I never had a feel for Fahrenheit. It didn't really matter to me as a
kid what the outside temperature was beyond whether I needed to wrap
up warm or not. It was only when I started science at school that
exact temperatures mattered and we used the cgs system for that.


Fahrenheit has to be the most hare-brained temperature scale ever
devised - apart from the one which used an inverse scale so a higher
temperature was a lower number. It seems very obvious that you devise a
temperature scale that is based on (and is easily compared with) the
properties of the most abundant liquid on Earth: water. Make 0 the
freezing point of water and some larger number the boiling point. given
that we count in base 10, it's probably sensible to make that larger
number 10, 100 or 1000. But at a pinch I could cope with a power of 12
or 16 as the interval, as long as boiling water is a round number of
that base (eg 144, if you're using base 12, or 256 if you're using base
16).


Fahrenheit was extremely logical.
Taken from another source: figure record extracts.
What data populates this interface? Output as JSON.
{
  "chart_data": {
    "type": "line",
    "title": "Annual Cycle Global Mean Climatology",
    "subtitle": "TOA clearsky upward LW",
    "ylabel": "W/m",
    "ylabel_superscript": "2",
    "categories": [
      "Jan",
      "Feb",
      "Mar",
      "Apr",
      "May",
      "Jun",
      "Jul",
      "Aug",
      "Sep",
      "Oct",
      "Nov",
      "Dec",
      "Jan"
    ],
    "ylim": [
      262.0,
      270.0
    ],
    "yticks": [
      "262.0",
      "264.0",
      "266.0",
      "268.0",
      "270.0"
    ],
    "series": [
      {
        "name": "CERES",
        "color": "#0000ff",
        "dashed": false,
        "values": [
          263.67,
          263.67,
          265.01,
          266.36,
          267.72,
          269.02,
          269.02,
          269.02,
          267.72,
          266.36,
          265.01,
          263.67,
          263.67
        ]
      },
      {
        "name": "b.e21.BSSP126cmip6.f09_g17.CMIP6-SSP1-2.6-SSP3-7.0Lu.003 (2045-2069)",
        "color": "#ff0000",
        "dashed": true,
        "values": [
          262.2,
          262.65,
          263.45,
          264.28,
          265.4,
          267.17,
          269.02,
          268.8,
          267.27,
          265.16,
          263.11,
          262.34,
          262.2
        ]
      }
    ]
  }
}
Mr Fahrenheit put ticks on his
thermometer for the hottest ever summer day and the coldest ever winter
night and divided it into 100.

It was a perfect scale. For weather



Units should be devised for ease (rather than complexity) of
calculations. If we had twelve fingers/thumbs, we'd count in base 12 and
our units would related by base 12 ratios. But we have 10 digits and are
taught to count in base 10, so that is the *only* ratio that should be
used for a units system.

we have 12 finger joints on each hand.

and, with toes, twenty digits on both hands and feet
We have two eyes and one arsehole

Computers are an exception, but there are good scientific principles why
binary is used - because logic gates can have two states.


Logic gates cam have a lot more than that, and its a bit sad that people
now think in boolean logic rather then real world stuff

But that's art students and lefty****s for you,
4 legs good two legs bad


Because binary
is exceptionally tedious for calculation


not with a computer it aint. its a doddle

and for expressing large
quantities, we have evolved octal and hexadecimal.


that is simply a more compact way to display binary

Given that computers
have generally standardised on "molecules" (bytes) of 8 "atoms" (bits),
hexadecimal is more logical than octal, in that you are dividing a byte
into an *even* number of *same-size* chunks (4 and 4), rather than
unequal chunks of 3, 3 and 2 bits.


And avoids having to memorise 256 symbols


--
There is something fascinating about science. One gets such wholesale
returns of conjecture out of such a trifling investment of fact.